I pazienti che vengono sottoposti ad una rivascolarizzazione coronarica transcatetere vengono solitamente sottoposti ad un successivo regime terapeutico con doppia antiaggregazione piastrinica. Questo trattamento si è dimostrato efficace nel prevenire eventi cardiovascolari successivi, ma è purtroppo associato ad un inevitabile aumento del rischio emorragico e, proprio per questa ragione, si protrae solitamente solo per un anno.

Un recente studio, pubblicato sul New England Journal of Medicine, ha tentato di rivoluzionare questo assunto terapeutico proponendo il passaggio ad un singolo farmaco antiaggregante già tre mesi dopo la procedura di rivascolarizzazione. I risultati sono stati estremamente positivi.

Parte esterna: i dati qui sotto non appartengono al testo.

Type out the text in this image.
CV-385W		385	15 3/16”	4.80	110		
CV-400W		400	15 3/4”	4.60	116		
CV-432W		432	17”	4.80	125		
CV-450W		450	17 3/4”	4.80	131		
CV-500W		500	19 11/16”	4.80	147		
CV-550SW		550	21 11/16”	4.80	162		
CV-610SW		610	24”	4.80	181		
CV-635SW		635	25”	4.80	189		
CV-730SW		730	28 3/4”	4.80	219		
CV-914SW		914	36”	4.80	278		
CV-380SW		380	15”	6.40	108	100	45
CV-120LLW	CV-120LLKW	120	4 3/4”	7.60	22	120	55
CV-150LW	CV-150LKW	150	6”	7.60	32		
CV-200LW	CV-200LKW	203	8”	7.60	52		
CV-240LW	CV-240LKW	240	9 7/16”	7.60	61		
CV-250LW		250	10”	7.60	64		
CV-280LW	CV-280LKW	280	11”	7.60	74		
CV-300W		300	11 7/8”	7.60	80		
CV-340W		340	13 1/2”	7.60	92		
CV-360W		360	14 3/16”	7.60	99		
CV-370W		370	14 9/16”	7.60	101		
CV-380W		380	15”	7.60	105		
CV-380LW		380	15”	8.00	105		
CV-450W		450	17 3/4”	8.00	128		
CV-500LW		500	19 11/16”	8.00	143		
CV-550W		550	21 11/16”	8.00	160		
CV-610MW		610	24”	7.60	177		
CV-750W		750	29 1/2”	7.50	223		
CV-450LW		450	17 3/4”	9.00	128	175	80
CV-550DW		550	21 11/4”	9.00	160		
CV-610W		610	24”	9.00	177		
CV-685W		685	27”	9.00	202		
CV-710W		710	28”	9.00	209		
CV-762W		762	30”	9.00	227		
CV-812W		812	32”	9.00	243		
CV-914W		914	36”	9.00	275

Doppio o singolo antiaggregante

Lo studio si è svolto con un disegno in doppio cieco, confrontando sicurezza ed efficacia di due strategie terapeutiche differenti: solo ticagrelor o ticagrelor più aspirina.

Tre mesi dopo un intervento di rivascolarizzazione coronarica percutanea sono stati randomizzati oltre 7.000 pazienti ad alto rischio di sanguinamento o di un evento ischemico.

Dopo il primo periodo in cui assumevano tutti ticagrelor più aspirina, i pazienti hanno continuato ad assumere ticagrelor e sono stati assegnati in modo casuale a ricevere aspirina o placebo per 1 anno.

L’endpoint primario dello studio era il sanguinamento Academic Research Consortium (BARC) di tipo 2, 3 o 5.

Il trial ha anche valutato l’efficacia dei due trattamenti, valutando un endpoint composito di morte per qualsiasi causa, infarto miocardico non fatale o ictus non fatale.

Solo ticagrelor

L’incidenza dell’endpoint primario è stata del 4% tra i pazienti che avevano assunto ticagrelor più placebo e del 7,1% tra i pazienti assegnati a ricevere ticagrelor più aspirina (hazard ratio 0,56).

Per quanto riguarda la valutazione dell’efficacia delle due strategie terapeutiche, l’incidenza di decessi per qualsiasi causa, infarto miocardico non fatale o ictus non fatale è stata del 3,9% in entrambi i gruppi.

Un antiaggregante è sufficiente

Questo studio ha evidenziato come in pazienti ad alto rischio emorragico la monoterapia con ticagrelor si associata a una minore incidenza di sanguinamento clinicamente rilevante rispetto all’assunzione di ticagrelor più aspirina. Un risultato atteso, ma estremamente importante se si considera che non sono aumentati al contempo gli eventi ischemici.

Sarebbe ora interessante capire se anche i pazienti non ad alto rischio emorragico trarrebbero vantaggio da questo regime semplificato.

La ricerca fa inoltre capire che il doppio trattamento antiaggregante è particolarmente utile nelle prime fasi dopo la procedura di rivascolarizzazione, quando ci si trova in una “fase attiva” della malattia aterosclerotica, contrassegnata da fenomeni vascolari che mettono a rischio di ulteriori eventi ischemici.

Resta ora da attendere se, in un prossimo futuro, questa strategia di trattamento antiaggregante in monoterapia verrà recepito anche dalle linee guida.